In the first year of this Nebraska Department of Environmental Quality-funded study, specially designed passive samplers and caged fish were exposed to water above and below the effluent discharge from wastewater treatment plants in Hastings, Columbus and Grand Island, Nebraska.

The passive samplers, designed to simulate and measure exposure of aquatic organisms to a variety of contaminants, were extracted and analyzed at the UNL Water Sciences Laboratory for a suite of natural and synthetic steroid hormones.

Elevated levels of several natural estrogens were found in the passive sampler below the Hastings plant effluent. Lower, but still detectable, levels of these compounds were also found in samplers exposed to effluent below the Grand Island treatment plant while none were found in the sampler exposed to the Columbus plant effluent, as well as three control sites not impacted by wastewater.
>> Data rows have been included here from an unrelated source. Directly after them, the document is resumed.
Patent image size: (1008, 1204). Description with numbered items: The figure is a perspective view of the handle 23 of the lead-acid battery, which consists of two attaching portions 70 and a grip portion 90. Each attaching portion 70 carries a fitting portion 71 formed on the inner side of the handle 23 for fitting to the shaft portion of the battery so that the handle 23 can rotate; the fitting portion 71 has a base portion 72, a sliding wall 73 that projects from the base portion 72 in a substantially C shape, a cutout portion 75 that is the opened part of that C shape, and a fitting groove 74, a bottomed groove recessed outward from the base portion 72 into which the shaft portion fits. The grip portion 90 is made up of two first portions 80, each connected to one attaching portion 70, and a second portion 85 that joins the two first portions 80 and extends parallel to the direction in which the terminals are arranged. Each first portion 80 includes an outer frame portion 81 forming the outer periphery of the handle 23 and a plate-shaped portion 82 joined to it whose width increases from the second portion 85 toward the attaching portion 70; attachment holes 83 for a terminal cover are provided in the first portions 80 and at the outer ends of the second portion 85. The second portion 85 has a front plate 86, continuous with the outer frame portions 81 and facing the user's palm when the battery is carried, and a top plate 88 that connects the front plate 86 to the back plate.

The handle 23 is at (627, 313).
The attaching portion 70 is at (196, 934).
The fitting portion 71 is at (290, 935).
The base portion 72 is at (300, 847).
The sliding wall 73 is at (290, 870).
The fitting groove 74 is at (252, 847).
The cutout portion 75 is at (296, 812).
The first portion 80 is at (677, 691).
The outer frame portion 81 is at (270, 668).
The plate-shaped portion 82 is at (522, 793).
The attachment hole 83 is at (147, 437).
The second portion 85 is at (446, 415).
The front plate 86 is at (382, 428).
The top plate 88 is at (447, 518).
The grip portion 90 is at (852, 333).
To better understand the biological effects, caged adult male minnows exposed to the same effluent were analyzed in Kolok’s laboratory for the presence of egg precursor proteins.

These proteins are normally found only in female fish, and would only be evident in males exposed to significant levels of estrogenic compounds. The proteins were found only in male fish exposed to effluent from the Hasting wastewater treatment plant. The development of feminine traits by male fish exposed to effluent paired with the results from the passive samplers compounds suggests that the effect is linked to the presence of estrogenic compounds.

A follow-up study on the presence of estrogenic compounds in the waterways of Nebraska is being conducted this summer to validate these results. Feminization of male minnows observed in this study may be used to understand the potential for reproductive impairment in other species of fish in Nebraska waterways.